The priest sighs again, and through the screen, I can make out his hand rising and falling, almost like he’s issuing a blessing. “My son, even good people do bad things or things that are morally questionable. God forgives all. The first book of John 1:9—‘If we confess our sins, He is faithful and just and will forgive us our sins and purify us from all unrighteousness.”
“What if I keep doing it?”
“He will continue to forgive you. That’s what God’s love is all about.”
He makes it sound so simple. It’s great that I have God’s love, but it doesn’t get me anywhere near Rachel’s or help relieve any of this guilt. Nor does it offer me any advice on how to deal with my feelings for her.
“There’s more, Father.”
“More?”
The tension in his question tightens my chest. After that reveal, he’s probably expecting something really bad.
“Yes.” I rub at my eyes and sigh. “I was pretty awful to my best friend the other day when she was only trying to help me because she cares.”
“To what do you attribute the negative behavior?”
“Shit.” I scrub a hand over my face. “Crap. I’m sorry, Father. I…I love her. As far more than a friend, and I’m having a hard time reconciling the fact that I can’t be with her.”
“Does she not feel the same way?”
“No, she doesn’t. We’re just friends, and even if she did, if she found out what I’ve been doing, I know I would lose her forever.”
Another silence falls between us, and he shifts and leans toward the mesh screen. “Son, you need to do whatever you can to lighten the load on your soul.”
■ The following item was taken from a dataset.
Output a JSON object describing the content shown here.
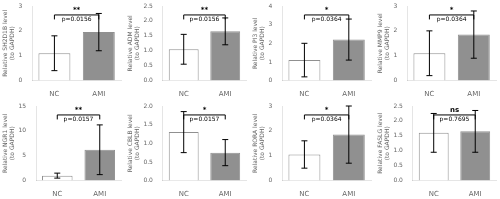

“What does that even mean?”
“Whatever you think it does.”
Not helpful.
He’s worse than seeing a psychiatrist.
“Father, what’s my penance?”
Maybe ten million Hail Marys or Our Fathers will help. But I doubt it.
RACHEL
Four days. More than ninety damn agonizing hours since I left Flynn’s car on Sunday. The longest we’ve gone without talking to each other in five years.
And I’m a wreck because of it.
I never realized how much I rely on him for normalcy and comfort. How much his friendship really means to me. I thought I knew, but this has brought my true dependency on him to the forefront. The longer this goes on, the more I miss hearing his voice or him making me laugh.